By 1951 the model 18 had an alloy cylinder head and the competition models had also an alloy cylinder (with steel liner), where the barrel fins went all the way to the base. The magneto was moved in front of the cylinder on the Matchless G80 for 1952. The earlier model did not have a magdyno - the separate magneto was directly above the dynamo behind the cylinder.
The leaky pressed-steel primary chain-case that first appeared in early times had a small clutch inspection/adjustment plate added in 1952 and in 1954 the whole clutch dome was replaceable in it. The compression ratio was increased to 8.7:1 in 1956 and in 1958 an alloy cover primary chain-case became available.

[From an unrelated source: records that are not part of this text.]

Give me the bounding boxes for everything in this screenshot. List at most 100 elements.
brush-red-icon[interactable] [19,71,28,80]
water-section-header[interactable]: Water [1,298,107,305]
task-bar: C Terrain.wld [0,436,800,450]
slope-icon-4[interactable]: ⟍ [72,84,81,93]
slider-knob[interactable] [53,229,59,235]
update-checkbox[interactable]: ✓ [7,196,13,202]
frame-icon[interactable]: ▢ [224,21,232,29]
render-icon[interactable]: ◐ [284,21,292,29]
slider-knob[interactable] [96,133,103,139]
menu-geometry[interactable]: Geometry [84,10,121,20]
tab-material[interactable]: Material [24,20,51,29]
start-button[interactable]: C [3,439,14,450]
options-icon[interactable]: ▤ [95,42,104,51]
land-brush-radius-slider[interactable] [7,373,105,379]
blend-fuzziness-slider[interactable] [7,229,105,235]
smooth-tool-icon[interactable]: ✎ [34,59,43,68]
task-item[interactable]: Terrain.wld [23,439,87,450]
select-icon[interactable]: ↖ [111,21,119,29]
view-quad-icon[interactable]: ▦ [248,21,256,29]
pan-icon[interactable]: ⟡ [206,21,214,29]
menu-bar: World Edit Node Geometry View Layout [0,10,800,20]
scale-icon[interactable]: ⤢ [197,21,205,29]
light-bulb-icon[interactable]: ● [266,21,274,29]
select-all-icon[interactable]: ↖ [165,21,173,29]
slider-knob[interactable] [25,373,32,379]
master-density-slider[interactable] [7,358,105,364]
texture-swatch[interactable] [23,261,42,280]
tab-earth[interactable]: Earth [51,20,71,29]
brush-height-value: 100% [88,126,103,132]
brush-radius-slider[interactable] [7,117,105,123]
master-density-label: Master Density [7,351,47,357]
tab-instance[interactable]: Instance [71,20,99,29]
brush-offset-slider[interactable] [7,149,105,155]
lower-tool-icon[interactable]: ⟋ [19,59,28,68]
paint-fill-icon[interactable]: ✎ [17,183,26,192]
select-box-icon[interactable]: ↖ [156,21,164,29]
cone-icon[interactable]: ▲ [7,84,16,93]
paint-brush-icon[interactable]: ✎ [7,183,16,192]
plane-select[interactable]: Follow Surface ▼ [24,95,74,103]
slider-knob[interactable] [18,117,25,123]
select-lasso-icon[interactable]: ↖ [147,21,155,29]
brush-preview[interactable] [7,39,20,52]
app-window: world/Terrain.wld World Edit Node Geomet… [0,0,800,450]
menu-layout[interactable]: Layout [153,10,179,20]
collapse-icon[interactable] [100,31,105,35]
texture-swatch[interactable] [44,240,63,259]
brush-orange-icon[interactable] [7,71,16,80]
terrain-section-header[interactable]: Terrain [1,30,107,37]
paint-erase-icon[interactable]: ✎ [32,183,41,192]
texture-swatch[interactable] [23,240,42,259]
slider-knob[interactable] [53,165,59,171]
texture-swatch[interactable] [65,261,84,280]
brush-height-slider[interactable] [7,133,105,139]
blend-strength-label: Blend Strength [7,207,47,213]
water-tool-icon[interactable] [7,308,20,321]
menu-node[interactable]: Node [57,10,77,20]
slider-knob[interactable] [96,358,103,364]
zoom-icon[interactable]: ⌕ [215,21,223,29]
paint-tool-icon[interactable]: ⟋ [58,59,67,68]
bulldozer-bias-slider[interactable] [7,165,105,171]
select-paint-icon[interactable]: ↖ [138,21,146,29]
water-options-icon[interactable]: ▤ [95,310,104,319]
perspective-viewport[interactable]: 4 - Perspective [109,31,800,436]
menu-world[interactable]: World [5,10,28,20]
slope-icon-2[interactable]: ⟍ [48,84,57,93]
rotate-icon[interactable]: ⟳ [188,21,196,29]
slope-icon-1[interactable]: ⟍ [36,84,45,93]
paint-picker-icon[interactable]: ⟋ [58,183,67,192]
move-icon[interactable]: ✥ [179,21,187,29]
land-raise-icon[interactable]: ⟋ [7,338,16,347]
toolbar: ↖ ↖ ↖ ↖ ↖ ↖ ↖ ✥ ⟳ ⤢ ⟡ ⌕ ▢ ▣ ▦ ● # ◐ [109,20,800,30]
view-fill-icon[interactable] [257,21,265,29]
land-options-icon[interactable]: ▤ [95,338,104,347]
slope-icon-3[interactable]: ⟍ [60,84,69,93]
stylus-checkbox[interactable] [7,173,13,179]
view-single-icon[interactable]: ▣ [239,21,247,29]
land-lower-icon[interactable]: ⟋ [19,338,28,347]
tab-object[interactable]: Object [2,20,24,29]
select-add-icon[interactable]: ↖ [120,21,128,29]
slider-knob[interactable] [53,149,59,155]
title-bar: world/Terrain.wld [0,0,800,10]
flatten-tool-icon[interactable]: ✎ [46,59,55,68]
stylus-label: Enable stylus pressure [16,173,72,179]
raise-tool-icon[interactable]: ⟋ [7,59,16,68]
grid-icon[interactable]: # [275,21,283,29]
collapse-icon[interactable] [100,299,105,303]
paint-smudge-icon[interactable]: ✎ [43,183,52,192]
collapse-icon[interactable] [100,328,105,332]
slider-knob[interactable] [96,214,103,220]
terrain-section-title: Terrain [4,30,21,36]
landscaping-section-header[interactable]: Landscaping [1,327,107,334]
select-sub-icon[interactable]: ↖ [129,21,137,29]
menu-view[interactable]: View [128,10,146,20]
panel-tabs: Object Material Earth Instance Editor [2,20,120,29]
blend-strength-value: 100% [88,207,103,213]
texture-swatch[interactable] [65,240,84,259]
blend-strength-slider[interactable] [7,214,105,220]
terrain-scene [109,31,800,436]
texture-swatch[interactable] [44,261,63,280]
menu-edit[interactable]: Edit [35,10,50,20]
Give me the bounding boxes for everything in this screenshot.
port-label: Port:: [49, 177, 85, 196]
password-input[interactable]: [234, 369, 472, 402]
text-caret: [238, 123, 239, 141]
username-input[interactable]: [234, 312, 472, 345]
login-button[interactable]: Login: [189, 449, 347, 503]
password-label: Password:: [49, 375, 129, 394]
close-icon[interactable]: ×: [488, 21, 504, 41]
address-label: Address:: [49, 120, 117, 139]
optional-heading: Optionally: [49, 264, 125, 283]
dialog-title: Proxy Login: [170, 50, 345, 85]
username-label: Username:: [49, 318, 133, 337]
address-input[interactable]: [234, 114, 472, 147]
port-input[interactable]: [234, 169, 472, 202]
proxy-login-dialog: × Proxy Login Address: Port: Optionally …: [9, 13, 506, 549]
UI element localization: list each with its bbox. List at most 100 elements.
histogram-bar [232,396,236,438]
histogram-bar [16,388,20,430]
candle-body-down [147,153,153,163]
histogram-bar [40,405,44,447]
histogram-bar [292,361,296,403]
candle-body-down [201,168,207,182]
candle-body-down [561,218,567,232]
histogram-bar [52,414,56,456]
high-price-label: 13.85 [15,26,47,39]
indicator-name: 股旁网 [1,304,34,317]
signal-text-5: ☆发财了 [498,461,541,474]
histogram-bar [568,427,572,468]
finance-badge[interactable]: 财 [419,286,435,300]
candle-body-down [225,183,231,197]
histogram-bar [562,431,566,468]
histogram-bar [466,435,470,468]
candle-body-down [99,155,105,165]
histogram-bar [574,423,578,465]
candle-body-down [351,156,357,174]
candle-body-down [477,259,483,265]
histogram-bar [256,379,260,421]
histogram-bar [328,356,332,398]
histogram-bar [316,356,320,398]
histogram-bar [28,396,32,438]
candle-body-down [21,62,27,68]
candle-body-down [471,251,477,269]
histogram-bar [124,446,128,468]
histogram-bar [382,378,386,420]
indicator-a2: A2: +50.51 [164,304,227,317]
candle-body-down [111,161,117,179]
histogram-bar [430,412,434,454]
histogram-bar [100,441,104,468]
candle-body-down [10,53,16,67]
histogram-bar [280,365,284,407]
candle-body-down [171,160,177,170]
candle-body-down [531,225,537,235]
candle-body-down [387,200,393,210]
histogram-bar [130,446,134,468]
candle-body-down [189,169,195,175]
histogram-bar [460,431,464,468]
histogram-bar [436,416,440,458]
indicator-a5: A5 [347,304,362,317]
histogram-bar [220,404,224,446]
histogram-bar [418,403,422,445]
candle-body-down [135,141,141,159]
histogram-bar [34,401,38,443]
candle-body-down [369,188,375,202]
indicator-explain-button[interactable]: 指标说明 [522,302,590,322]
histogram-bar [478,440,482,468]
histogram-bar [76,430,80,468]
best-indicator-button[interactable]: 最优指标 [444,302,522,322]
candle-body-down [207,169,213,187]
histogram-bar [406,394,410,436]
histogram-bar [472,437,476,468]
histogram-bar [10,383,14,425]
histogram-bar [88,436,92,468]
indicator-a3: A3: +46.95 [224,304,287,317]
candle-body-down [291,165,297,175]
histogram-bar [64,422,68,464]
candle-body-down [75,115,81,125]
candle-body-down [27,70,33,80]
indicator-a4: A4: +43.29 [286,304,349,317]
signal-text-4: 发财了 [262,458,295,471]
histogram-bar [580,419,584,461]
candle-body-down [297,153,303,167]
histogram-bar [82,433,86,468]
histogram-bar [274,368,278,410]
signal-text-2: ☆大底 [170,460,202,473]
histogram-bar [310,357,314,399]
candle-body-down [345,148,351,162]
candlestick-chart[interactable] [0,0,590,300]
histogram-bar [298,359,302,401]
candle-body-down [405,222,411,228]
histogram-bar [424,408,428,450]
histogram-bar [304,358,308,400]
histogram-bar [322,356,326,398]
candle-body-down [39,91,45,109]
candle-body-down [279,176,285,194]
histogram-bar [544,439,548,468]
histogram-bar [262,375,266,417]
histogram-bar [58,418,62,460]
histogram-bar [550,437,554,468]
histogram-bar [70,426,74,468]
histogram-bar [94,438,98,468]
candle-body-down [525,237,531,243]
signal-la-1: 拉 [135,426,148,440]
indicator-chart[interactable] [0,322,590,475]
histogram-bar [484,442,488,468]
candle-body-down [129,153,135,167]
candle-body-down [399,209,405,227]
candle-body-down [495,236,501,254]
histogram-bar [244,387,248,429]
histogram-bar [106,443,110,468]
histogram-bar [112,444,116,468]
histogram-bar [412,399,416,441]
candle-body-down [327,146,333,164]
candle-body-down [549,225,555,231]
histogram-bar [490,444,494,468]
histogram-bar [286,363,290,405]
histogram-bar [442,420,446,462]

The unreliable 'jampot' shock absorbers were replaced with Girling shocks in 1956 and in 1957 AMC switched from Burman gearboxes to their own make. In 1960 the model 18 gained a duplex frame.

==Models==
The 500 cc "long stroke" AJS 18CS was produced from 1951 through 1955. In 1956 it was replaced by the shorter stroke, larger bore models that used the same numeric codes. The bore of these early models was 82.5 mm, while the 1956 through 1966 "short stroke" (final version) models had a bore of 86 mm. The C was for Competition (Scrambles) and the S for Suspension (not a rigid rear frame).

Engine numbers usually start with the year of production, followed by model designation, and completed with the production number of the motorcycle

The AJS and Matchless singles were doomed when AMC merged with Norton as all production was transferred to twin-cylinder bikes - so the short-stroke Model 18 is the end of an era.